Original poster: "Paul Nicholson by way of Terry Fritz <twftesla-at-qwest-dot-net>" <paul-at-abelian.demon.co.uk>

Paul Benham wrote:
> fitting chokes ... close to the spark gap helps greatly in
> reducing down radiated emissions at low frequencies, say up
> to 30MHz,  but actually makes the radiation up at UHF in
> the TV band here in the UK worse(470-860MHz).

That's a very nice observation. Placing RF chokes either side 
of the gap would be expected to raise the frequency at which 
the most radiation is produced - the chokes mark the ends of
what is effectively a dipole.  Move them nearer to the gap and
you raise the frequency.  Move them close enough so that the
entire choke-arc-choke can be boxed in a conductive enclosure
and you have a nicely screened setup.

> It may be that I have been wasting my time with the tin
> enclosure

I doubt it.  You describe what we'd hope to see, and it's
very nice to see this demonstrated.  Not a waste of time 
because if the high frequencies are confined by the box and
chokes, you only have the relatively low frequencies in the
rest of the primary circuit.

Jim wrote:
> if the receiver was tuned to a suitable frequency up a ways,
> so atmospheric noise is less, and where radiation resistance
> of the TC itself is higher... A TC with a 15 foot ground wire
> might be a reasonably effective radiator at 10-15 MHz....even
> if it is the 100th harmonic of the fundamental (at 150kHz),
> the increased effectiveness of the antenna might help..

That's a good point, reminding us that the actual source of the
RF (ie the bit that's oscillating) need not be the same component
as the structure which is radiating it.   

Let's say you've a 1kW coil at 150kHz.  At a BPS of 100 that's
a peak power of around 50kW.   Lets say that 0.1% of the input
power finds its way into a higher mode of the primary at say
10Mhz.

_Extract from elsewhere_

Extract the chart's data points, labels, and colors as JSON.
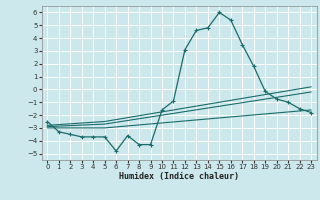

That's 100 pulses per second at a power of 50 Watts. 

If 10% of this energy then propagates along the secondary
(a reasonable guess, I think) that's around 5 W to a radiator
which is perhaps 1/20th of a wavelength.  The proportion of
this which is actually radiated depends on the ratio of the
secondary's radiation resistance to its loss resistance at 10Mhz.
With some reasonable guesses, we could get a uV/m or so at 1km,
which could be quite detectable, especially as from this source
the energy could be confined to quite a narrow bandwidth.

> Indeed, a spectrum analyzer plot from a few hundred meters away
> would be an interesting thing to look at...

Very.  Would have to do a sweep with the coil off so that the
background could be subtracted.  Perhaps a synchronous demodulator
locked to either the firing rate or the secondary current.  Then
you'd be able to identify where on the TC the radiated RF was
being created.

The nice thing about RF coming from breakout, etc, is that it
would be fairly well spread across the spectrum, so that even if
the total power was quite high, the amount appearing within any
normal comms bandwidth would be quite low.

For this reason, a communications receiver may not be as good
as a spectrum analyser for picking up 'breakout noise'.
The voltage controlled tuner and IF stages from an old video
recorder or TV make a great wideband spectrum analyser for UHF.
Disable the agc and take the video output to scope-y, sweep to
scope-x.

I hope the OP can give us a little more info about what freqs
were involved, power levels, etc.  Obviously an area ripe for
some investigation. I'm sure that in principle it should be
possible to operate a TC in the most sensitive areas, and its
just a case of identifying and suppressing unwanted radiation
before your neighbours do it for you!  

But watch out, if the FCC/RA/nanny state, etc get their teeth
into coiling, then we'll be up the creek, well and truly.  If
ever TCs were legally declared to be 'spark transmitters' then
coilers would all have to retreat inside screened rooms. No more
outdoor TC displays.

Wonder if the commercial chaps have any regs they are already
required to meet re radiation?   Perhaps their gear has to be
FCC approved before use?  Let's try to avoid all that by not 
making enough 'noise' in the first place to attract attention!